There is a psychology to everything – even why we let more dollar bills wiggle out of our wallets than might be wise. But the good news is that once you understand why you do what you do, you can try on a new, more budget-friendly habit. Here are the top three reasons moms tend to overspend.
- We can be people pleasers.
I know you have been there: you are in the supermarket and your children are looking at you with those big puppy-dog eyes and pleading, “Can’t we just buy the super pack of cookies with the marshmallows or the cereal with the pirate map or the jump rope that has SpongeBob handles?”

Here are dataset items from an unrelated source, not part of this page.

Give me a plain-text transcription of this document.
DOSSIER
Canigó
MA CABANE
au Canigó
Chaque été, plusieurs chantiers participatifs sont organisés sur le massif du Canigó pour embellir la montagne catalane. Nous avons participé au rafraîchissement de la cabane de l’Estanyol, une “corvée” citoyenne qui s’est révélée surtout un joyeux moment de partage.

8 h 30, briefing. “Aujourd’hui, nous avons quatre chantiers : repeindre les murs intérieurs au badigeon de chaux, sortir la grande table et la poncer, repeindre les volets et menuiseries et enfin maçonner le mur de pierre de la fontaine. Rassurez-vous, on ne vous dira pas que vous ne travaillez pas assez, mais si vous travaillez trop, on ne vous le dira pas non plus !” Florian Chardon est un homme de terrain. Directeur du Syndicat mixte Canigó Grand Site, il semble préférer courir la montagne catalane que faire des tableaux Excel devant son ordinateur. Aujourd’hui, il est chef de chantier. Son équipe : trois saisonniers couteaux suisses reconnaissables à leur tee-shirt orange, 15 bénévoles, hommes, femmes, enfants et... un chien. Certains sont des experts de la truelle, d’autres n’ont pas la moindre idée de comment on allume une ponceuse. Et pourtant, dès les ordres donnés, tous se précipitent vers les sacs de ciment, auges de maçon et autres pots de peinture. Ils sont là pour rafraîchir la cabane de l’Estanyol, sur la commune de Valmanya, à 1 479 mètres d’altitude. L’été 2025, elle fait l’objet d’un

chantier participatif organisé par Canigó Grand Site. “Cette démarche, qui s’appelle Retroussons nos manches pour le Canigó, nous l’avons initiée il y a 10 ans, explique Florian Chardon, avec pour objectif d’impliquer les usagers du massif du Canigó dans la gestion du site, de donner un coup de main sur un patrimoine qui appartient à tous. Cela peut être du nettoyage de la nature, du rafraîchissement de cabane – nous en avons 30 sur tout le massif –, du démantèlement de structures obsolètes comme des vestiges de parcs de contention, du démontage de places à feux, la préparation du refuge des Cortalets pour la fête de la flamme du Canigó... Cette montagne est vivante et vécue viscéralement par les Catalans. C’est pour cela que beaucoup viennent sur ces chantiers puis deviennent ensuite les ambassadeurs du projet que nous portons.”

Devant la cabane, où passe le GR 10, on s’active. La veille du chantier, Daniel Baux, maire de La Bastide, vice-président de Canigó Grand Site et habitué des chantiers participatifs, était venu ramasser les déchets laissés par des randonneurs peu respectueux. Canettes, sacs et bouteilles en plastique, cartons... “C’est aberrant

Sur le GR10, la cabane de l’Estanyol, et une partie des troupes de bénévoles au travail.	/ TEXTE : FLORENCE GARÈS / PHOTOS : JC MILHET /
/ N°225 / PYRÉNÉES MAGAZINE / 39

It reminds me of my son’s birthday party that I had a few years back at a party-themed restaurant. More kids showed up than I had expected and a few bold parents were ordering “gluten-free everything” off the menu. Mid-party I knew I was sunk – I had overspent. And then this damn balloon-making clown strides into the party room. Happily, he exclaimed, “Do the kids want balloons? They are only $3 a piece!” I looked at all their hopeful little faces already lining up asking for a dog or a flower and wanting to please them all I said, “Why not?” (All the while cursing the clown.) I went home that night and tallied just how much “extra” I had spent and vowed never to be mowed over again.

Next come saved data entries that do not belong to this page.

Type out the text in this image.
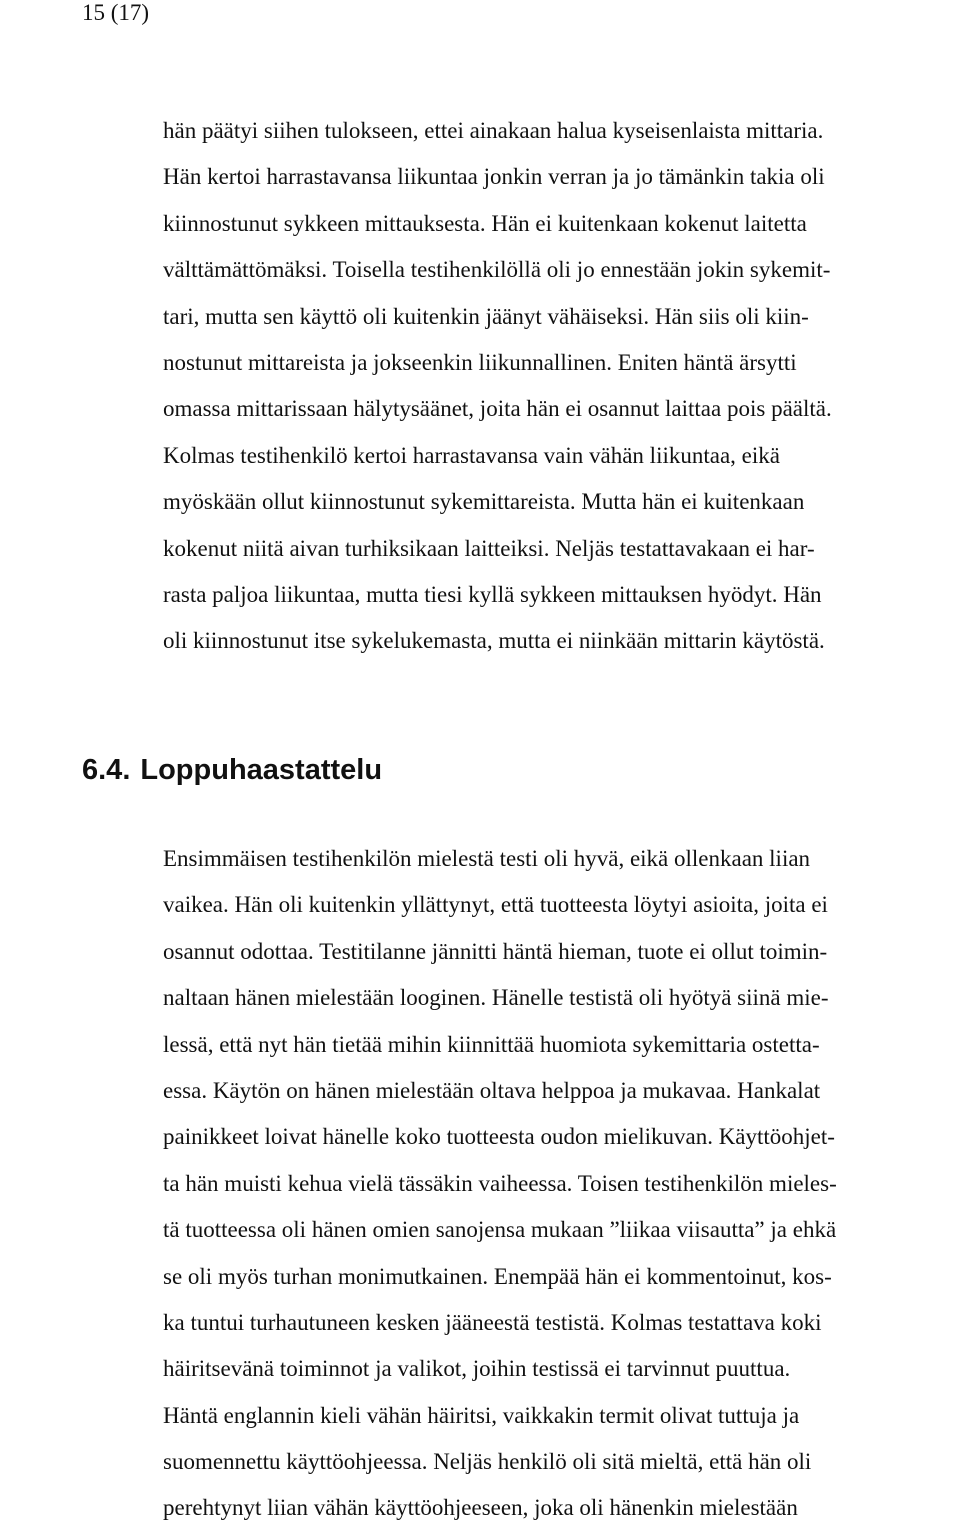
15 (17)

hän päätyi siihen tulokseen, ettei ainakaan halua kyseisenlaista mittaria.
Hän kertoi harrastavansa liikuntaa jonkin verran ja jo tämänkin takia oli
kiinnostunut sykkeen mittauksesta. Hän ei kuitenkaan kokenut laitetta
välttämättömäksi. Toisella testihenkilöllä oli jo ennestään jokin sykemit-
tari, mutta sen käyttö oli kuitenkin jäänyt vähäiseksi. Hän siis oli kiin-
nostunut mittareista ja jokseenkin liikunnallinen. Eniten häntä ärsytti
omassa mittarissaan hälytysäänet, joita hän ei osannut laittaa pois päältä.
Kolmas testihenkilö kertoi harrastavansa vain vähän liikuntaa, eikä
myöskään ollut kiinnostunut sykemittareista. Mutta hän ei kuitenkaan
kokenut niitä aivan turhiksikaan laitteiksi. Neljäs testattavakaan ei har-
rasta paljoa liikuntaa, mutta tiesi kyllä sykkeen mittauksen hyödyt. Hän
oli kiinnostunut itse sykelukemasta, mutta ei niinkään mittarin käytöstä.
6.4. Loppuhaastattelu
Ensimmäisen testihenkilön mielestä testi oli hyvä, eikä ollenkaan liian
vaikea. Hän oli kuitenkin yllättynyt, että tuotteesta löytyi asioita, joita ei
osannut odottaa. Testitilanne jännitti häntä hieman, tuote ei ollut toimin-
naltaan hänen mielestään looginen. Hänelle testistä oli hyötyä siinä mie-
lessä, että nyt hän tietää mihin kiinnittää huomiota sykemittaria ostetta-
essa. Käytön on hänen mielestään oltava helppoa ja mukavaa. Hankalat
painikkeet loivat hänelle koko tuotteesta oudon mielikuvan. Käyttöohjet-
ta hän muisti kehua vielä tässäkin vaiheessa. Toisen testihenkilön mieles-
tä tuotteessa oli hänen omien sanojensa mukaan ”liikaa viisautta” ja ehkä
se oli myös turhan monimutkainen. Enempää hän ei kommentoinut, kos-
ka tuntui turhautuneen kesken jääneestä testistä. Kolmas testattava koki
häiritsevänä toiminnot ja valikot, joihin testissä ei tarvinnut puuttua.
Häntä englannin kieli vähän häiritsi, vaikkakin termit olivat tuttuja ja
suomennettu käyttöohjeessa. Neljäs henkilö oli sitä mieltä, että hän oli
perehtynyt liian vähän käyttöohjeeseen, joka oli hänenkin mielestään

It’s a wonderful quality to care for others and to want to make people happy – but having a limit and sticking to it is healthy for all concerned. I’ve found it helpful to know my limit, to write it down and to communicate it to my family beforehand. That way you and they know that there is a firm line. There’s no guilt, there’s no pleading, there’s no puppy-dog eyes. By sharing the plan, you can all act as a family unit to stay on track financially.
- There is a high to getting a good deal.

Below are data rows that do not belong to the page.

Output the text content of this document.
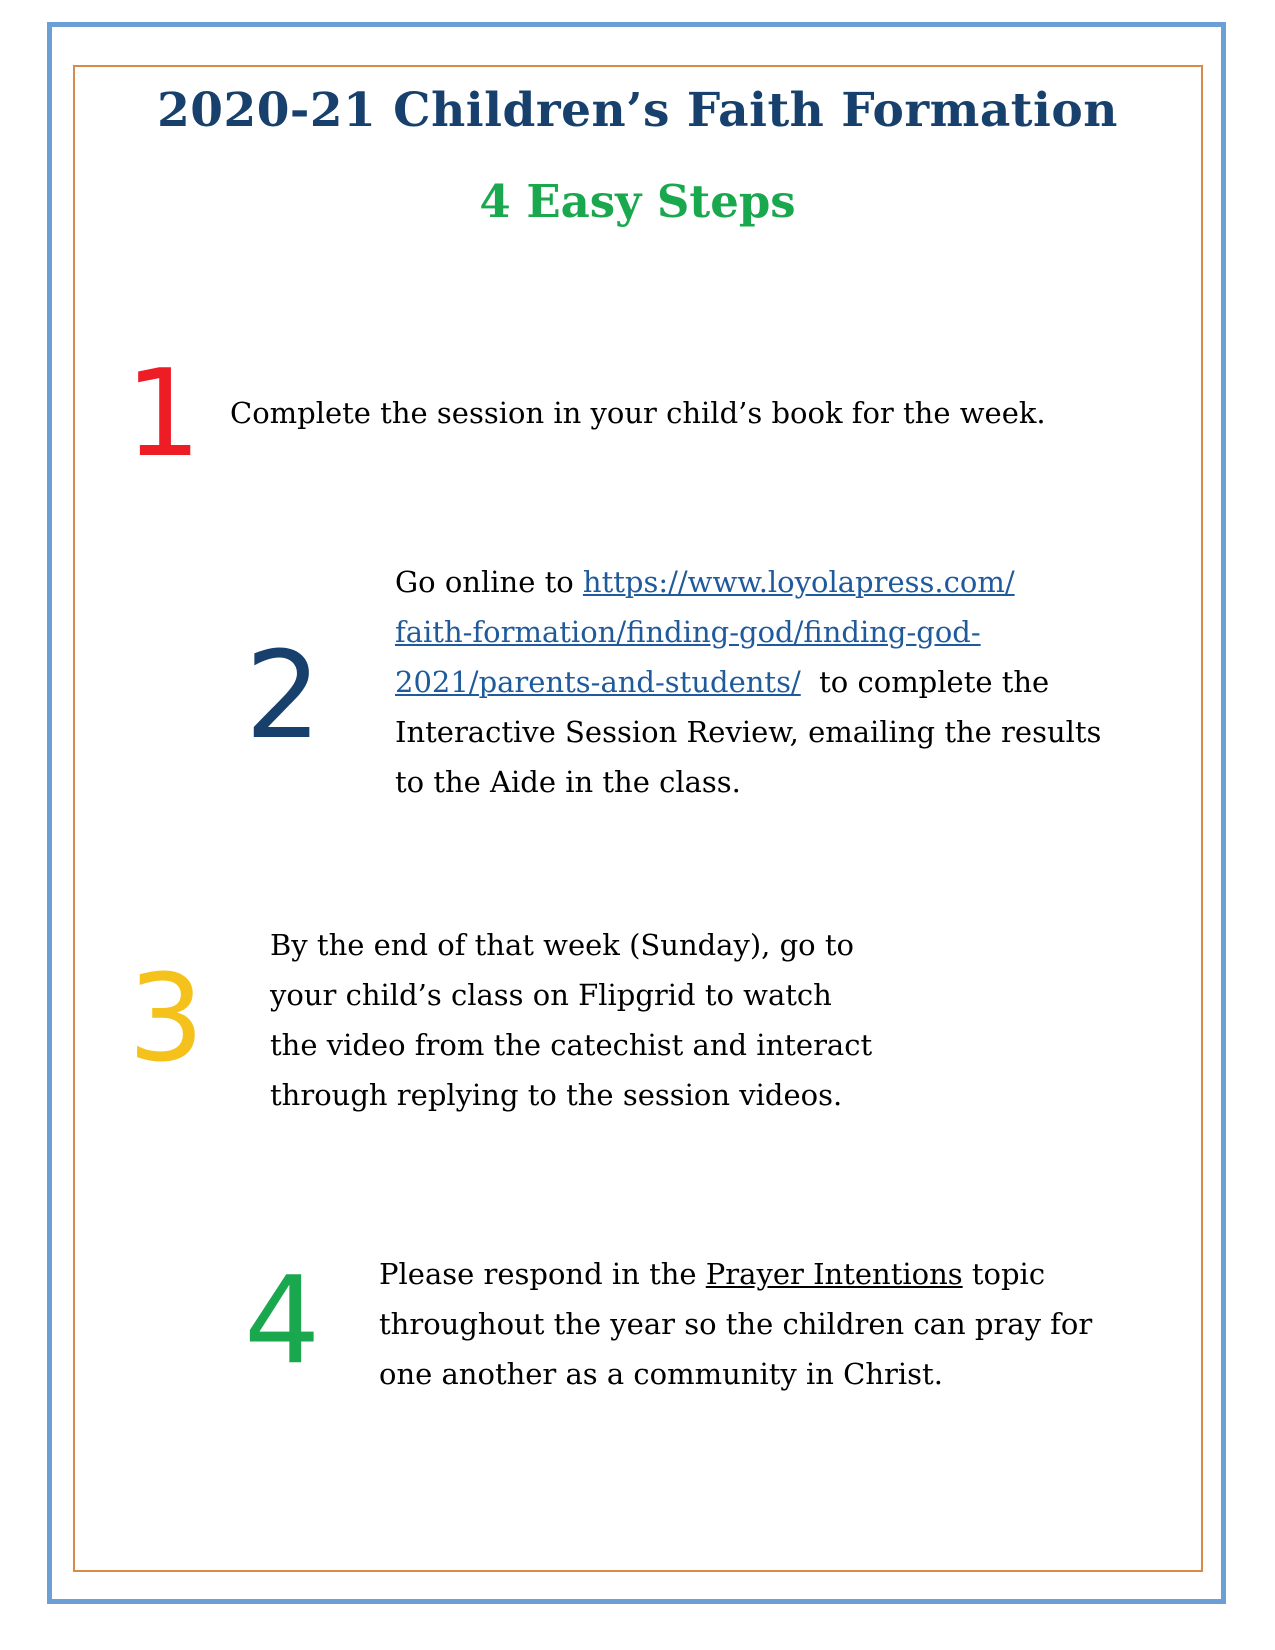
2020-21 Children’s Faith Formation
4 Easy Steps
1 Complete the session in your child’s book for the week.
2
Go online to https://www.loyolapress.com/
faith-formation/finding-god/finding-god-
2021/parents-and-students/  to complete the
Interactive Session Review, emailing the results
to the Aide in the class.
3
By the end of that week (Sunday), go to
your child’s class on Flipgrid to watch
the video from the catechist and interact
through replying to the session videos.
4 Please respond in the Prayer Intentions topic
throughout the year so the children can pray for
one another as a community in Christ.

Face it. Who doesn’t want to feel smart and savvy, like they scored – like they found a deal that may never be found again? There is an actual endorphin rush that occurs when you feel you are the queen of the shopping mall. Now it may seem like I am obsessed with clowns with balloons – but I once purchased a summer purse at a store grand opening because they had happy clowns everywhere. And, yes, the purse was being sold at a good price. But it was nowhere near summer and by the time summer came along, there were plenty of purses in my budget that would have done the job. But I can still remember the excitement at having secured my summer purse at an unheard of price. I nearly wanted to high five the clown.
- Purchasing can be an emotional bottle.
Just as a baby asks for a bottle when he or she is not hungry (really just wanting the comfort) so goes the shopping trip. Ever shop when you have the blues or feel bad about yourself or your life? Yeah – me too. It didn’t go well. Four months ago, I had a fight with a friend while on the phone in the grocery store. After I hung up, I purchased twice the amount I usually buy! Out went the budget and in went thoughts like: we haven’t had really good steak in a while, maybe I should stock up on two-for-one gummy bears since they remind me camp when I was nine, my son loves mango ice cream, maybe I will buy two gallons. It wasn’t pretty. I got home, unpacked it all and was stunned. It was as if I had been shopping while impaired.
How to watch the overspending:
- Think about your firm-budget line before you enter a store, before you go on vacation, and before you throw a birthday party. Communicate it to your family. Make it a family project to stay on track.
- Remind yourself that telling yourself “no” is a positive habit. Reward yourself in a non-monetary way when you stick to your budget.
- Remember that you may experience discomfort when you can’t please everyone. Practice it – I’m telling you it gets easier!
- Have an instant gratification alert. Sure it may be a good deal, but do you need the product? Good deals will come along again – pat yourself on the back when you can walk away from a purchasing high.
- Don’t shop while emotionally impaired. If you are hungry, angry, lonely, tired or overwhelmed (H.A.L.T.O.) back away from the store. Get some rest, soothe your soul and approach the purchases when you feel more balanced.
- Use an app to stay on track! There are some wonderful new apps out there to help you monitor and control your finances. Some that I like are: http://expenditure.com/, www.mint.com or http://www.ireconcile.com/ireconcile .
If you find yourself falling off track, don’t beat yourself up. We can all slip backwards when exhausted, feeling vulnerable or if we’ve just had a bad day. Just gently pick yourself up the next day, dust yourself off and whatever you do – if you see a clown with a stack of balloons, head the other way.